Por escrito. A partir de ahora quiero todos los debates electorales por escrito. Se reúnen los postulantes -qué palabra tan preciosa- en una sala, discuten cuanto quieran discutir, y después se transcribe el texto y se envía por email a toda la ciudadanía que lo solicite. Es la única esperanza que le queda a nuestra democracia de no convertirse en una mascarada, y la única posibilidad que tienen los debates electorales de no convertirse en el gran festival publicitario del año. ¿La frase Miguel Arias Cañete se mostró menos campechano de lo que nos tiene acostumbrado” es de tipo político? ¿Algún voto se ha decidido debido a que Elena Valenciano demostró un temperamento más vivo y estuvo más sonriente en la segunda mitad del debate?

Y, sin embargo, son consideraciones de este tipo las que ayer escuchábamos en todas las tertulias para sentenciar quién de los dos había “ganado” el enfrentamiento. No hablo de tuiteros impulsivos; hablo de la flor y nata de los analistas políticos profesionales de nuestro país. No escuché en ningún momento analizar el contenido de lo dicho, sino el estilo con el que se dijo.
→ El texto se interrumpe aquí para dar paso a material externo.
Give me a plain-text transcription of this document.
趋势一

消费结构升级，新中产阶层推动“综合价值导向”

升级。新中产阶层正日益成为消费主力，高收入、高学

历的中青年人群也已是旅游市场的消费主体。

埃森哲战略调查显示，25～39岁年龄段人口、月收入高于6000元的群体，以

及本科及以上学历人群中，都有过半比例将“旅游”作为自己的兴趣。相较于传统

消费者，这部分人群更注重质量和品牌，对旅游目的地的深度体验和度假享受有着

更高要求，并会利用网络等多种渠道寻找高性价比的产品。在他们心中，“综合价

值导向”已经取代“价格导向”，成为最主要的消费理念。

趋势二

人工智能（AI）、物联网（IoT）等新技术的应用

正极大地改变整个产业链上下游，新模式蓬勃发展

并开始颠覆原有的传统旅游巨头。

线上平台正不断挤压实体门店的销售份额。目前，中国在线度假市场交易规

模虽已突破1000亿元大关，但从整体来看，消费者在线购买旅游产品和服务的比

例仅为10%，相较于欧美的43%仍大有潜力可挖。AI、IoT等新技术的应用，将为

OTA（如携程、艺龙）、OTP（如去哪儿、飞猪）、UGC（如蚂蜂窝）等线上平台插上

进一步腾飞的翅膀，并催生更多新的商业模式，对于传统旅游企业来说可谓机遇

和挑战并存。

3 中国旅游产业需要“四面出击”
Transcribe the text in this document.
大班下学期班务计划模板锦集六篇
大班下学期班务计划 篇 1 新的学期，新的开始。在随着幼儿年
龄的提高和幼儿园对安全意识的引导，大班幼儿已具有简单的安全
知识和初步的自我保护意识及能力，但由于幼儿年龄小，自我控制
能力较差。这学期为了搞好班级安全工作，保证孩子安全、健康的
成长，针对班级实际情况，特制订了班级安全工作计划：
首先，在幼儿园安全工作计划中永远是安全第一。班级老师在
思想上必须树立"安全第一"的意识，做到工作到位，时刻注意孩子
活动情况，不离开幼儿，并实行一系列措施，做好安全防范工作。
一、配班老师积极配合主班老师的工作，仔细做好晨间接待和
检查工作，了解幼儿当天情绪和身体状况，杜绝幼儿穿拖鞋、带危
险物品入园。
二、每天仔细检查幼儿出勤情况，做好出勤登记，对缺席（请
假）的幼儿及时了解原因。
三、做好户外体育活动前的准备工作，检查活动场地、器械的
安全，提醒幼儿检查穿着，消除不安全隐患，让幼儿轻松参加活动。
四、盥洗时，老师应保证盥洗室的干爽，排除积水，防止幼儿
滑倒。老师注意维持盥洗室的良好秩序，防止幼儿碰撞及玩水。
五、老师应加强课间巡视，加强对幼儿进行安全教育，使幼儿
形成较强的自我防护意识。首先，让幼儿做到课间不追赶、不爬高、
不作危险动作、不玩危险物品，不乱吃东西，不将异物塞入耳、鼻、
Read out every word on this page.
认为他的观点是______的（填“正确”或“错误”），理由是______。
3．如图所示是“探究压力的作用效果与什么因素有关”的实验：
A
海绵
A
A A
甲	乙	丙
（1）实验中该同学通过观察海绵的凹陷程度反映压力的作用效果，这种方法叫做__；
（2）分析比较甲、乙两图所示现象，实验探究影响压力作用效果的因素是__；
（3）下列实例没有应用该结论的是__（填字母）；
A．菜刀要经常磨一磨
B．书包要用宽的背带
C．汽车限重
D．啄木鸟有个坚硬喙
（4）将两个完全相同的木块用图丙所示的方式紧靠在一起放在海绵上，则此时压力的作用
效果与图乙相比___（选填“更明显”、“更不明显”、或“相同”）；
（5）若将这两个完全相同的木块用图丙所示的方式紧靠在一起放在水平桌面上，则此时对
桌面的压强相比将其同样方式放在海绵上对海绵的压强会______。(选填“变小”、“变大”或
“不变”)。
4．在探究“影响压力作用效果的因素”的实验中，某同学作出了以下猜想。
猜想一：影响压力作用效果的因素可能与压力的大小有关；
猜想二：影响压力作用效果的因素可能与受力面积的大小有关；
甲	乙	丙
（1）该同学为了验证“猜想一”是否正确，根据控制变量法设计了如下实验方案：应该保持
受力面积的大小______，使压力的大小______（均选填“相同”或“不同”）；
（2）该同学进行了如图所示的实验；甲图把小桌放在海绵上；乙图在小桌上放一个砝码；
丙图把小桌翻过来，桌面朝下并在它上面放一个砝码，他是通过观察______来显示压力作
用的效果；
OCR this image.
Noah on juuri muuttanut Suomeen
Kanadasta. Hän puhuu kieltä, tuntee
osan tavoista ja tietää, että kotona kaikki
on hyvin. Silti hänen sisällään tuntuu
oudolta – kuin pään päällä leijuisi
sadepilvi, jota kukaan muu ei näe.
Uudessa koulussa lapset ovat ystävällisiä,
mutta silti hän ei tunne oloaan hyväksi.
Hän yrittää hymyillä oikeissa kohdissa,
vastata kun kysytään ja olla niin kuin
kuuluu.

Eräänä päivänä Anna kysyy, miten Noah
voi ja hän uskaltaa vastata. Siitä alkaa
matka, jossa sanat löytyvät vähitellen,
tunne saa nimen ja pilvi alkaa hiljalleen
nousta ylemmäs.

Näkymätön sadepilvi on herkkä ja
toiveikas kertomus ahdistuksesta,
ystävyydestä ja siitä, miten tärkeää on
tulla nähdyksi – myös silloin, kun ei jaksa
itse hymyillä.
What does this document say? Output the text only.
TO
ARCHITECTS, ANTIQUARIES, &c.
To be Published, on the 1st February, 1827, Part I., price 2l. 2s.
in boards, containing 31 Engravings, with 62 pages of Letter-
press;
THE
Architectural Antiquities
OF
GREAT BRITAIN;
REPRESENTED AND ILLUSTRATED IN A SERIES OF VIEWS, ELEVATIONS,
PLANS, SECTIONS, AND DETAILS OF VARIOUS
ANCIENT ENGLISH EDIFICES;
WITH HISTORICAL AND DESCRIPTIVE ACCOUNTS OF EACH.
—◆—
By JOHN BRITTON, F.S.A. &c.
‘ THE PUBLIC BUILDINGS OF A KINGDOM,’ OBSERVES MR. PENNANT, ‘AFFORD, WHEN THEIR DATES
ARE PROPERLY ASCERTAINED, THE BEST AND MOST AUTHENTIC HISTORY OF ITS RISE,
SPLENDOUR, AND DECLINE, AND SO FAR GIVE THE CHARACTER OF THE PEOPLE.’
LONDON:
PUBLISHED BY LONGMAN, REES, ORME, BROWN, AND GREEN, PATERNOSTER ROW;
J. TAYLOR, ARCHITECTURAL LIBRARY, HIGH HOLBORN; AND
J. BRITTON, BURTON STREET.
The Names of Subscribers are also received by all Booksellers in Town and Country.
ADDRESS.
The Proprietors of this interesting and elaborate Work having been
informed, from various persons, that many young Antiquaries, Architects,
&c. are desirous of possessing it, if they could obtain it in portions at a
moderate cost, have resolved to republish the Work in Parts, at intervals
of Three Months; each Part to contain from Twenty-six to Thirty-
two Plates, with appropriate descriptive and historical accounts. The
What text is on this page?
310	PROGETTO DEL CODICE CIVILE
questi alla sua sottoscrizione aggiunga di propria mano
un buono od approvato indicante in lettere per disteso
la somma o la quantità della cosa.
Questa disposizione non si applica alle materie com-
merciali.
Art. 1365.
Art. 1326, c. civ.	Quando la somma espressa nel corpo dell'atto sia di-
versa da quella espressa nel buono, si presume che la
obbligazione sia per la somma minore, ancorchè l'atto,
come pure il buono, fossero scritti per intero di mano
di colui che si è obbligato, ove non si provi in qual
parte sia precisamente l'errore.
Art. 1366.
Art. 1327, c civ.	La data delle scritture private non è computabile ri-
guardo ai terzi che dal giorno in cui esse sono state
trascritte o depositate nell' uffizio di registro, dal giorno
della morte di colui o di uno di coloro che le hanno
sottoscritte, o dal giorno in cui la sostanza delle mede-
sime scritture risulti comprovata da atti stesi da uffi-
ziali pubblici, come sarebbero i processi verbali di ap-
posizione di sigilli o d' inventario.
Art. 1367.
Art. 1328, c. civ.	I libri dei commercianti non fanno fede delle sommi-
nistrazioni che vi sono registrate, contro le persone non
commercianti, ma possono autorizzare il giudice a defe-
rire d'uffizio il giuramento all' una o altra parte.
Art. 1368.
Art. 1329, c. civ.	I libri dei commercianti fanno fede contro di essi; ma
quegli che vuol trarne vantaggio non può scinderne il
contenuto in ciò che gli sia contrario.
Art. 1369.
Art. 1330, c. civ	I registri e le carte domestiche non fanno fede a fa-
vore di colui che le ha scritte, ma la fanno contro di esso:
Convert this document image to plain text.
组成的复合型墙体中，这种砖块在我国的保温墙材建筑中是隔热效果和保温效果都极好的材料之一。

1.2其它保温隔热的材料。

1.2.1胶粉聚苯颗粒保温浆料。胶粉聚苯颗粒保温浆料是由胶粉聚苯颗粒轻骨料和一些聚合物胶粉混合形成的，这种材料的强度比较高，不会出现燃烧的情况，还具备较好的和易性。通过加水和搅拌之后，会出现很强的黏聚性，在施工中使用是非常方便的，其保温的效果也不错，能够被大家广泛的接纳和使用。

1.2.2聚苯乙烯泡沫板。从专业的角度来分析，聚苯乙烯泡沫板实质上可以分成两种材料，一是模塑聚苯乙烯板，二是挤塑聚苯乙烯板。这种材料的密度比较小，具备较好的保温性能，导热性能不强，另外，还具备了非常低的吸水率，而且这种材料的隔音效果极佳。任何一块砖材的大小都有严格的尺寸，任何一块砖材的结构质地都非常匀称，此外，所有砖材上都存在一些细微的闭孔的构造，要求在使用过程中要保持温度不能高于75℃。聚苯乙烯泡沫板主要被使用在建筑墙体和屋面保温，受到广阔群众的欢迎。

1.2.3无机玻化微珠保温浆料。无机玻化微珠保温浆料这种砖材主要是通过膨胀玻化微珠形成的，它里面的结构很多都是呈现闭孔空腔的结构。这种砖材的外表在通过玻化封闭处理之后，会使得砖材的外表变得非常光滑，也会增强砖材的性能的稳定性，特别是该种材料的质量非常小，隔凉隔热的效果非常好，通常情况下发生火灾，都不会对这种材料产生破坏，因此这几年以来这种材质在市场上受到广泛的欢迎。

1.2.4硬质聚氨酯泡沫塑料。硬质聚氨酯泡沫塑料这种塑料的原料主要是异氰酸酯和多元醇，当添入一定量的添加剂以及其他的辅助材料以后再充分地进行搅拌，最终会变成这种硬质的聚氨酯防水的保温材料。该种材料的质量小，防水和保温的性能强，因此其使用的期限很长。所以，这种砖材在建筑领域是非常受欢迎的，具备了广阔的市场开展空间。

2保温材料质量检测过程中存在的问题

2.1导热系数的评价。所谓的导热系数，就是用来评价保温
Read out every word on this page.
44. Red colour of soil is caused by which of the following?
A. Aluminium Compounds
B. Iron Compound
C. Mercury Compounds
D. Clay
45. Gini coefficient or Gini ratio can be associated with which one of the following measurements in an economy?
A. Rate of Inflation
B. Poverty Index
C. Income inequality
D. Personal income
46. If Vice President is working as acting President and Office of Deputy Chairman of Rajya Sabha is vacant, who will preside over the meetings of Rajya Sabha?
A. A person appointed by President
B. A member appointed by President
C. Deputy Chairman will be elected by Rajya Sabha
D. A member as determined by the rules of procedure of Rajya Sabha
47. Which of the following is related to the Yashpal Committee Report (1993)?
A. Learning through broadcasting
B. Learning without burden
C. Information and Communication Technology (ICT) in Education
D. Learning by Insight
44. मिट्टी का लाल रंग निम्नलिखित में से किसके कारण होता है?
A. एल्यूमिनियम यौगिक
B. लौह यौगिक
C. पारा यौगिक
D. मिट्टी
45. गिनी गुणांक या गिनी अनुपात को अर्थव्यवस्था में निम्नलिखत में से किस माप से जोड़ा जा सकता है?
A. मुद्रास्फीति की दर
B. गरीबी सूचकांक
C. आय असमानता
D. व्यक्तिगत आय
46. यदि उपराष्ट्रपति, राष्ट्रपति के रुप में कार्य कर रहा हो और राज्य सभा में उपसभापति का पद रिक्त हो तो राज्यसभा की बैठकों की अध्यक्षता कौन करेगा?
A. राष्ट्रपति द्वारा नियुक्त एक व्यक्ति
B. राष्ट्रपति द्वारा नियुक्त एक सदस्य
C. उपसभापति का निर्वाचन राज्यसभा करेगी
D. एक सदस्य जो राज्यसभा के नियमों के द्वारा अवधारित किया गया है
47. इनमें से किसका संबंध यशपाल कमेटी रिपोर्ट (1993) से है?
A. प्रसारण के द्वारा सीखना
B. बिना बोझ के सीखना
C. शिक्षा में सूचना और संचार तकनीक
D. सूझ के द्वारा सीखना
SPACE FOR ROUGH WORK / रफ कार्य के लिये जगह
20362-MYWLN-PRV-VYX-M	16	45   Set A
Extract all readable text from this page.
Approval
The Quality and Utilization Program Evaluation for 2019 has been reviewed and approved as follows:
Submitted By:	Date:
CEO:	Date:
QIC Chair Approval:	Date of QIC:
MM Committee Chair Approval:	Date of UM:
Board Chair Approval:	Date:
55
Todo el mundo dio por obvio que la razón en el debate la tiene el que da la impresión de tenerla, aquél que un no hispanoparlante consideraría que ha ganado atendiendo al lenguaje corporal, al tono de voz o a cualquier otra cosa que importa una mierda seca a la hora de decidir quién gobierna Europa.

Así que, a partir de ahora, por escrito. Y en tipografía sans serif, que es más aburrida. Para que sólo importe lo que se dice y no cómo se dice. Es cierto que así la audiencia sería mucho más baja, pero no nos pongamos exquisitos: el debate fue seguido por menos de un 10% de los espectadores. El 90% restante prefirió “Supervivientes”, ¿saben por qué? Porque Rosa Benito tiene un temperamento más vivo que Elena Valenciano, Amador Mohedano es más campechano que Miguel Arias Cañete, el enfrentamiento entre ambos no está guionizado en cinco periodos temáticos de diez minutos cada uno. Y porque es muy difícil que se establezca una grosse koalition entre Rosa y Amador.